In the story, the Canterville Ghost gave Virginia a box of jewels before he died.
Upon Virginia's return to her family, she presented her father, Mr. Otis, with the box of jewels. Later, however, Mr. Otis offered the box of jewels back to Lord Canterville because he felt that the priceless gems rightly belonged to the Canterville family, rather than his own. As a simple man from a working-class background, Mr. Otis did not feel that he had a right to lay claim to what was obviously his aristocratic counterpart's property. Additionally, the gems were of "great monetary worth, and if offered for sale would fetch a tall price." To Mr. Otis, it was quite clear that the jewels were Canterville heirlooms, and he wanted to return them to their original owners.

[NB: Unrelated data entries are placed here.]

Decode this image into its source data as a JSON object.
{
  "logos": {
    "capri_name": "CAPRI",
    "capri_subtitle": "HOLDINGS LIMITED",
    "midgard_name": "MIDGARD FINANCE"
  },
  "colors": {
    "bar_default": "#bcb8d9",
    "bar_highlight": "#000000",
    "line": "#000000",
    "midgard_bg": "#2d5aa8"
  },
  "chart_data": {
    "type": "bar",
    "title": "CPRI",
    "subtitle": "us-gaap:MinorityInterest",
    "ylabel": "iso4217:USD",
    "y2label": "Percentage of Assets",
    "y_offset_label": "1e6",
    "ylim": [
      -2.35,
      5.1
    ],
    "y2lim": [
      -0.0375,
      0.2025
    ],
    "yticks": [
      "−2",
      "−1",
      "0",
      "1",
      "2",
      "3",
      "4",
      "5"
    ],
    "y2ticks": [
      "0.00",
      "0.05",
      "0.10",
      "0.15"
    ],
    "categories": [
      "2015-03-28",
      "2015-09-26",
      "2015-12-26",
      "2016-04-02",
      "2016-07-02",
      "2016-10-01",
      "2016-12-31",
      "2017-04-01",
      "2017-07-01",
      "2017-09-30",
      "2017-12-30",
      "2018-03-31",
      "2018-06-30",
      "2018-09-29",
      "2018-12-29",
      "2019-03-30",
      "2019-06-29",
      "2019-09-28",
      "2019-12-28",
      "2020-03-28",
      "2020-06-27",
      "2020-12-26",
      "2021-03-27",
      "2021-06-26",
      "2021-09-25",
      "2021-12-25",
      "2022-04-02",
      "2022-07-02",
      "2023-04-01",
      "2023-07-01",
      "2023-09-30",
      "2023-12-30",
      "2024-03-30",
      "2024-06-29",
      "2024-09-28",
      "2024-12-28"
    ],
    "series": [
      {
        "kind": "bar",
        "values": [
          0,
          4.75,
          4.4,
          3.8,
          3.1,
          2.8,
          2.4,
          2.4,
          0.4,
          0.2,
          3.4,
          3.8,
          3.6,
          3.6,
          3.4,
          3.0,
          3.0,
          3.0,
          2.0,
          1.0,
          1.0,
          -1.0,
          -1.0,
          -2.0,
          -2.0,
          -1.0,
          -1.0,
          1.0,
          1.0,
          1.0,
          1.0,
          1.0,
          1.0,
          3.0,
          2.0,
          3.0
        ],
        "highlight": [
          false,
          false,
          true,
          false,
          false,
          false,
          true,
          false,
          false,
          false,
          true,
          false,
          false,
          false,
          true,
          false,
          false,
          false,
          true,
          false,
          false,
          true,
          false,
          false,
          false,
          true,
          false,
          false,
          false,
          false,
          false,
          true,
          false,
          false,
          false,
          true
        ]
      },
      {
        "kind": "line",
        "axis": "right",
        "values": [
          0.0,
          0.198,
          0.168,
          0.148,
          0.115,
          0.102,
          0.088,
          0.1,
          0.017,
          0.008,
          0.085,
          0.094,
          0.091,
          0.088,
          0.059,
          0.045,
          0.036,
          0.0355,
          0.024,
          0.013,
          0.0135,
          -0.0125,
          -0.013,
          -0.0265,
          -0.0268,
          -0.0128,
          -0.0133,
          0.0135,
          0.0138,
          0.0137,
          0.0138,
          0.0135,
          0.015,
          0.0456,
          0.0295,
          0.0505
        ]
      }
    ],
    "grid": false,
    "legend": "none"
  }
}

The only thing Mr. Otis requested was that Virginia be allowed to retain the box the jewels came in. Despite his surprise at a child of his "expressing sympathy with mediaevalism in any form," Mr. Otis felt compelled to speak on behalf of his beloved daughter.
For his part, Lord Canterville refused to accept ownership of the jewels. He assured Mr. Otis that Virginia had rendered his "unlucky ancestor, Sir Simon, a very important service" and that he and his family were indebted to Virginia for her "marvellous courage and pluck." Also, Lord Canterville proclaimed that, if he were heartless enough to take the jewels from Virginia, the Canterville Ghost would no doubt "be out of his grave in a fortnight..."
Additionally, since the jewels were never mentioned in a will or legal document, Lord Canterville maintained that he had no more claim on the jewels than anyone else. So, this was how Virginia came to retain the jewels and to wear them on the occasion of her marriage to the Duke of Cheshire.